Торг длился долго, в изысканных выражениях. Трое осаждали одного.
- Семь месяцев работал я, - перечислял Хеси свои расходы. - Весь мой
дом подчинился этой скульптуре... Десять юных наложниц услаждали меня,
дабы я не терял художественного вкуса... Повара готовили особую пищу,
чтобы тело мое общалось с богом, образ коего я создавал.
- Не забудь включить сюда содержание быка, с которого ты высекал
скульптуру, и его стоимость, - напомнил Небутеф.
- Почему же стоимость? - удивился Инхеб. - Содержание - другое
дело...
- Животное умерло от переутомления, часами стоя передо мной, -
пояснил Хеси. - Надо включить сюда еще работу моего помощника, точильщика
инструментов, Сенмута. Стоимость десяти глыб камня, которые доставили мне,
но они оказались с трещинами внутри... Расходы по их вывозке на свалку...

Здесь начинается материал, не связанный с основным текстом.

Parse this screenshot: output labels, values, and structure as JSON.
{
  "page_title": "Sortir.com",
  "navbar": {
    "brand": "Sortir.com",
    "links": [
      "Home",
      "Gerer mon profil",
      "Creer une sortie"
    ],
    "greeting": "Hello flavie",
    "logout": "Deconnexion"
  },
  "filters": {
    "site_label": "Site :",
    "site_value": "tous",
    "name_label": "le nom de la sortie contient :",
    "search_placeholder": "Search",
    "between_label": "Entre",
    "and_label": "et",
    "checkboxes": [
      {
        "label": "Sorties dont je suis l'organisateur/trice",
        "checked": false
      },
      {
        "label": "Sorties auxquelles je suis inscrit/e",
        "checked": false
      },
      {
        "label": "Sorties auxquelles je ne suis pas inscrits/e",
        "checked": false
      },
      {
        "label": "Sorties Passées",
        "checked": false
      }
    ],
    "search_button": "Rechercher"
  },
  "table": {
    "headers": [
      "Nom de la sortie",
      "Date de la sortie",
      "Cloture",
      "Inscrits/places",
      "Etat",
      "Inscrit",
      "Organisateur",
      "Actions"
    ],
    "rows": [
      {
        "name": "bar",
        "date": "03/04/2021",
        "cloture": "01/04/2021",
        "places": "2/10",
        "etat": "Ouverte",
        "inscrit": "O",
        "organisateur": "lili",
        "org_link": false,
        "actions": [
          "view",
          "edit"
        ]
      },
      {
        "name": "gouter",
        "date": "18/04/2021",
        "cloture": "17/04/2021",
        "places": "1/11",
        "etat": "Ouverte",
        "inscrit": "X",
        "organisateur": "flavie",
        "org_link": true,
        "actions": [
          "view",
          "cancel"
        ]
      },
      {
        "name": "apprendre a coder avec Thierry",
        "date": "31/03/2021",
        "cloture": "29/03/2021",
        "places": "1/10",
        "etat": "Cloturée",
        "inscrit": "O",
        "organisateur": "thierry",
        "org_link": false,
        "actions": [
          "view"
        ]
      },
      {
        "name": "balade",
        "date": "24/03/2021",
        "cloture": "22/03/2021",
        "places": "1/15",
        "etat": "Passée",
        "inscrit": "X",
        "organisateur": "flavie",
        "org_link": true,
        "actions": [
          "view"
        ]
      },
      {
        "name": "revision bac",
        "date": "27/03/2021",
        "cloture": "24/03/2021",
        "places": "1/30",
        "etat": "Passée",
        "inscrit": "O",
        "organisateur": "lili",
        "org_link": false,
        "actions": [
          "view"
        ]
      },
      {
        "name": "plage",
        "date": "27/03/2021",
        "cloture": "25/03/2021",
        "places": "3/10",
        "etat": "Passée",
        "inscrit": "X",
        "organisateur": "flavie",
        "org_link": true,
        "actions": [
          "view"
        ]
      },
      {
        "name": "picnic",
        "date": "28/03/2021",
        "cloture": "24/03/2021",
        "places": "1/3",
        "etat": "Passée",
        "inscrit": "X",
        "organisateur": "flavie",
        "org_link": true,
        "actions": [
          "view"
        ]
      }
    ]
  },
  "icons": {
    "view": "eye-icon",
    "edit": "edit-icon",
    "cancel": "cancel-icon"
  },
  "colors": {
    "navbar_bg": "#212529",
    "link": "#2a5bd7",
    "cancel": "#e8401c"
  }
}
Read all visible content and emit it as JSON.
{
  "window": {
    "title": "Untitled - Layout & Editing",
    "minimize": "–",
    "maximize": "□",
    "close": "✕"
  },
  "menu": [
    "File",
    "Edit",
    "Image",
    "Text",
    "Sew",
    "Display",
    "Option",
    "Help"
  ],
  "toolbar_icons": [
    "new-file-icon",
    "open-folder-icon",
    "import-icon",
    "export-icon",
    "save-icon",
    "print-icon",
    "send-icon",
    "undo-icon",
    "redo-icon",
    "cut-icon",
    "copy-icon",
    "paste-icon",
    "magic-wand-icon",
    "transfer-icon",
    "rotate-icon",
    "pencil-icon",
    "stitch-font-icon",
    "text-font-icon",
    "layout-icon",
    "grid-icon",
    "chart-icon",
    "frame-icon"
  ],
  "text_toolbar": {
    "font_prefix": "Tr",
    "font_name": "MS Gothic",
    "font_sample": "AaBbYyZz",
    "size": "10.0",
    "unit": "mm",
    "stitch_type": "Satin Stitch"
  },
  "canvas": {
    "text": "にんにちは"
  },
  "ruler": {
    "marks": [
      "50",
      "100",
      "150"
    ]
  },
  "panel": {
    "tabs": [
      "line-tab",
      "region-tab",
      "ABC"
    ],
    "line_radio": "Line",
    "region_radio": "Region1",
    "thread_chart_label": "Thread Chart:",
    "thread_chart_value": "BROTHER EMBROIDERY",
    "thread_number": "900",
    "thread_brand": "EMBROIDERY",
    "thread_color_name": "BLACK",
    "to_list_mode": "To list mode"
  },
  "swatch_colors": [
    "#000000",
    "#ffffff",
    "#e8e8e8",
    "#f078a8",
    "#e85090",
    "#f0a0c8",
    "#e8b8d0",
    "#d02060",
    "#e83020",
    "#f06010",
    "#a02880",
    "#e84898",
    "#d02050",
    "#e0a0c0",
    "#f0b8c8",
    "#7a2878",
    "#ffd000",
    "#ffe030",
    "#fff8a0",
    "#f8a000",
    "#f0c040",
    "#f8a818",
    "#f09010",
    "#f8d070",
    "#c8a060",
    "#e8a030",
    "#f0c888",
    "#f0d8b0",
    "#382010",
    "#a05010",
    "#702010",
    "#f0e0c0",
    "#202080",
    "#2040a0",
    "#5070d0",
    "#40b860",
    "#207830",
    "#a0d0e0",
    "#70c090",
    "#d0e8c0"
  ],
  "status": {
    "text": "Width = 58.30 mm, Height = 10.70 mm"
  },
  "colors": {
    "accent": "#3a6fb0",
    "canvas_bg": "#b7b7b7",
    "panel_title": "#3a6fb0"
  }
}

- Смотри, Хеси, смотри, не забудь особую плату, - сказал Небутеф, -
за то, что ты один из немногих скульпторов, имеющих право высекать
изображения богов!
- А за свой личный труд я ничего не прошу, - скромно добавил Хеси. -
Пусть это будет моим даром храму, Инхеб.
- Соглашайся, - сказал Хену. - Я тогда еще сам разрублю твоего Аписа
согласно ритуалу.
- Хорошо, - сдался Инхеб, больше всего на свете боявшийся роли палача
животного, которого успел полюбить...
- Наш владыка Обеих Земель повелел разъяснить народу Кемта, что он
прямой потомок Рэ, - бесстрастно произнес Хену, давая понять, что с первым
вопросом покончено и можно поговорить о другом. - Что скажешь ты, Инхеб?